Oh Boy, BlueTunes, This Looks Like Trouble To Me

I’m listening to Best Of David Bowie as I type this. No, I’m not streaming it for free on MySpace Music. Instead, I’ve uploaded the album, which I own, to new music site called BlueTunes. The new service, which launches today, is trying to avoid paying streaming music fees to labels because users are uploading and then playing their own music.

If this sounds familiar it’s because it’s not the first time users could upload their music to the cloud and listen to it anywhere. Michael Robertson’s MP3.com tried it in 2000 and was promptly sued for copyright infringement. They lost, shut down the service and settled for $200 million.

Robertson was back in 2005 with a different take on the service called MP3Tunes. EMI sued MP3Tunes as well, but isn’t doing so well in court this time around.

The reason MP3.com lost the suit was because users weren’t actually uploading songs. Instead, they simply put a CD in their drive to prove they owned it (or at least had it for a few minutes). MP3.com, which already had a copy of all songs on its servers, then gave the users access to the songs online. Great idea, but the courts said no way.

MP3Tunes, by contrast, makes users actually upload every song they want to listen to online. Back in 2005 I tried the service and gave up after repeated crashes, but other people have said the service works fine. Still, in a time when you can listen to virtually any recorded song legally and for free on MySpace Music, Last.fm and iMeem, going to all the trouble of uploading those songs seems like a bit of a waste of time.
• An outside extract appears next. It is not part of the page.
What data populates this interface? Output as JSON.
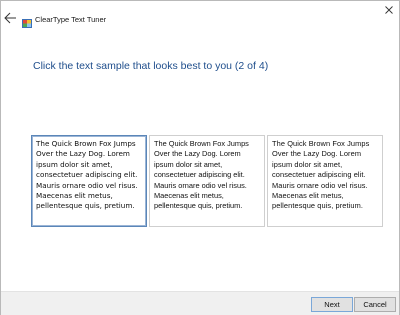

BlueTunes is opting for the MP3.com-type model. They say they have a “next generation uploader (patent pending)” that uploads songs “in a fraction of the time that it would normally take.” But the secret behind the upload is that songs aren’t really being uploaded if someone else has already done it. CEO Nick Alexander writes in an email to us:

Right now, one of our distinguishing features between us and our competition is our uploader’s technology. When a user uploads a file, the file is scanned and if it already exists on our servers, then it does not have to be uploaded. Thus, as our music collection grows, it will hopefully take a matter of seconds to minutes to upload several gigabytes of music. The technology we use to scan the file is currently patent pending.

That’s too close to the MP3.com model, and the labels are going to be all over this.

BlueTunes says they’ve raised $1.2 million in angel funding. I’m worried about this startup, which provides the same functionality (streaming music) that can be found all over the internet, but requires users to spend time “uploading” music and has a 100% chance of being sued by the RIAA. That $1.2 million isn’t going to be nearly enough to see you through this.